Tunisie. Marche de l’UGTT : la centrale entend conserver son poids socio-politique

Tunis – En ce jeudi 21 août 2025, l’Union générale tunisienne du travail (UGTT) a réuni ses forces pour une importante marche partie de la place Mohamed Ali jusqu’à l’Avenue Habib Bourguiba, en réponse à l’attaque contre le siège de la centrale syndicale par des éléments pro pouvoir, qui avait suscité une vive émotion.
Selon les estimations médiatiques, plus de 3 500 manifestants étaient présents sur le parcours malgré un soleil de plomb à la mi-journée. Des images et témoignages évoquent également plusieurs milliers de participants, soulignant une mobilisation relativement remarquable dans le climat tendu actuel où les partis politiques, dont les bases sont démotivées, peinent à rassembler autant de sympathisants.
Les slogans scandés étaient à la fois forts et symboliques, s’articulant autour du « Respect du droit syndical », l’« Indépendance de l’UGTT », ou encore des appels à défendre les acquis des travailleurs et à relancer un dialogue social apaisé.
Le secrétaire général de l’UGTT, Noureddine Taboubi, a pris la parole et condamné fermement la tentative de faire porter à la centrale la responsabilité de la crise nationale.

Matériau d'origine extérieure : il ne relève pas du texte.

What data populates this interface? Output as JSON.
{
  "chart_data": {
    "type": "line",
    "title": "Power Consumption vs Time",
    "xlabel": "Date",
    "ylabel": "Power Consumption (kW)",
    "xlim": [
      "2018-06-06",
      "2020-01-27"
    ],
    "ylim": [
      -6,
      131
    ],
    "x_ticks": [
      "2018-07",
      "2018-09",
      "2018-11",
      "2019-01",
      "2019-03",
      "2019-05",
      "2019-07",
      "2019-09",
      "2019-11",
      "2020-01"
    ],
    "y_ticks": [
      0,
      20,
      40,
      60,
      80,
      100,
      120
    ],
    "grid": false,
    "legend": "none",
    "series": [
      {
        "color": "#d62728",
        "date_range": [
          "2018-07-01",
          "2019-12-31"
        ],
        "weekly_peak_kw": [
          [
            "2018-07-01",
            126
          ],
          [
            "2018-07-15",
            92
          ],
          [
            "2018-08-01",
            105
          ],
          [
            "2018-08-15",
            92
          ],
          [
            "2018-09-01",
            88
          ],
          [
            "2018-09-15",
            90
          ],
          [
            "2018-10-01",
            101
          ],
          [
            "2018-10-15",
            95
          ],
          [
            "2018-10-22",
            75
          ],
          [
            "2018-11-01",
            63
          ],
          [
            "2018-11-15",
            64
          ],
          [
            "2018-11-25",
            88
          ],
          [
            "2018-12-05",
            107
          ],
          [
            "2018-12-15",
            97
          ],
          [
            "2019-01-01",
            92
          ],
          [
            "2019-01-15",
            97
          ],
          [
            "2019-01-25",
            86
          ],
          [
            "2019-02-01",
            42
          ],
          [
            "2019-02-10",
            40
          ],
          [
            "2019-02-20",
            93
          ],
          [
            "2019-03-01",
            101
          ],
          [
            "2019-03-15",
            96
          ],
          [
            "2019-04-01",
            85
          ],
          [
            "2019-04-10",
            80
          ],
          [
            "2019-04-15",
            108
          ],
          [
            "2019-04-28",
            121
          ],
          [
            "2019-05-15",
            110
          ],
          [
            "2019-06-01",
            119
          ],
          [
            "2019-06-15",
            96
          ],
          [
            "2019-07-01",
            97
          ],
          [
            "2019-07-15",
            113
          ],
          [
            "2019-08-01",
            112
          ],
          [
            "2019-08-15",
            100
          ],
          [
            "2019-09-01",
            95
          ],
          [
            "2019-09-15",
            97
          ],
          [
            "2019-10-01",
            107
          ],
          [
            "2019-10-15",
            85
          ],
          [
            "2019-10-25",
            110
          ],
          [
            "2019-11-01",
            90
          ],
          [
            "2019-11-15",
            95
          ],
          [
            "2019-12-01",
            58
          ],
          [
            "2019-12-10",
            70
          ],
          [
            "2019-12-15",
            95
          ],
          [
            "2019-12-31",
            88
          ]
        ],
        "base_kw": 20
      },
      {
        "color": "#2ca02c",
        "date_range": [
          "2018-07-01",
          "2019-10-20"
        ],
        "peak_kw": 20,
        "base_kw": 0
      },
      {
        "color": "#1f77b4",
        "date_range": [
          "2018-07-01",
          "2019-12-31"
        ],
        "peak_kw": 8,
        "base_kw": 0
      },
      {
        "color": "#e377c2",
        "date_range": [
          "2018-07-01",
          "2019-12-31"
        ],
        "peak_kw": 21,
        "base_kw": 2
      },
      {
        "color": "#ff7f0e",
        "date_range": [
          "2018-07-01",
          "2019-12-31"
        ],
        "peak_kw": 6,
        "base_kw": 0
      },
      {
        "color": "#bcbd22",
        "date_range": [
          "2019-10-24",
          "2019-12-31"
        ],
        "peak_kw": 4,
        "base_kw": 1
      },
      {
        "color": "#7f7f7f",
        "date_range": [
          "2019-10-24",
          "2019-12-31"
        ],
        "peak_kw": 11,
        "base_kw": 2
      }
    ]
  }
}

Il a dénoncé une manœuvre qui, selon lui, vise à étouffer le dialogue social et réaffirme que l’UGTT demeure « un pilier de la Tunisie moderne », qu’il importe de défendre tant sur le plan social que politique et historique.
Slogans pro opposition
La mobilisation du jour s’inscrit dans un contexte marqué par des tensions croissantes entre la centrale syndicale et les autorités. Le 7 août dernier, des partisans présumés du pouvoir avaient tenté d’assiéger le siège de l’UGTT, tout en appelant à sa dissolution, faisant écho aux accusations du président de la République Kais Saïed qui avait la veille fait allusion à la corruption et à la trahison du leadership syndical.
Mais pour l’UGTT, cette offensive s’inscrit dans une stratégie visant à fragiliser la liberté syndicale et le droit à la négociation, « l’un des tous derniers remparts à l’autocratie » dans le pays. Le message de l’UGTT est somme toute clair : sans réouverture du dialogue social, la centrale pourrait déclencher une grève générale. La commission administrative reste d’ailleurs en session permanente et se dit prête à fixer une date dès la rentrée, en septembre, si la situation reste bloquée.
Arrivée aux abords du Théâtre municipal, la marche a observé un sit-in où ont trôné des images de diverses figures de proue de l’opposition actuellement emprisonnées dont l’avocate Sonia Dahmani et l’ex juge Ahmed Souab, signe d’une volonté d’intersectionnalité entre objectifs syndicaux et politiques.
La mobilisation d’aujourd’hui jeudi revêt par ailleurs une dimension internationale : plusieurs syndicats français — CFDT, CGT, Unsa, Solidaires et FSU — ont ainsi explicitement manifesté leur solidarité avec l’UGTT et condamné les pressions exercées par le pouvoir tunisien, appelant l’Union européenne et Paris à « réagir face aux dérives autocratiques observées ».
Reste que pour nombre d’observateurs, l’UGTT a malgré tout opté pour un clash mesuré avec l’actuel pouvoir, étant elle-même empêtrée dans des luttes internes de clans, des problèmes de légitimité de son secrétariat général devenu son véritable talon d’Achille.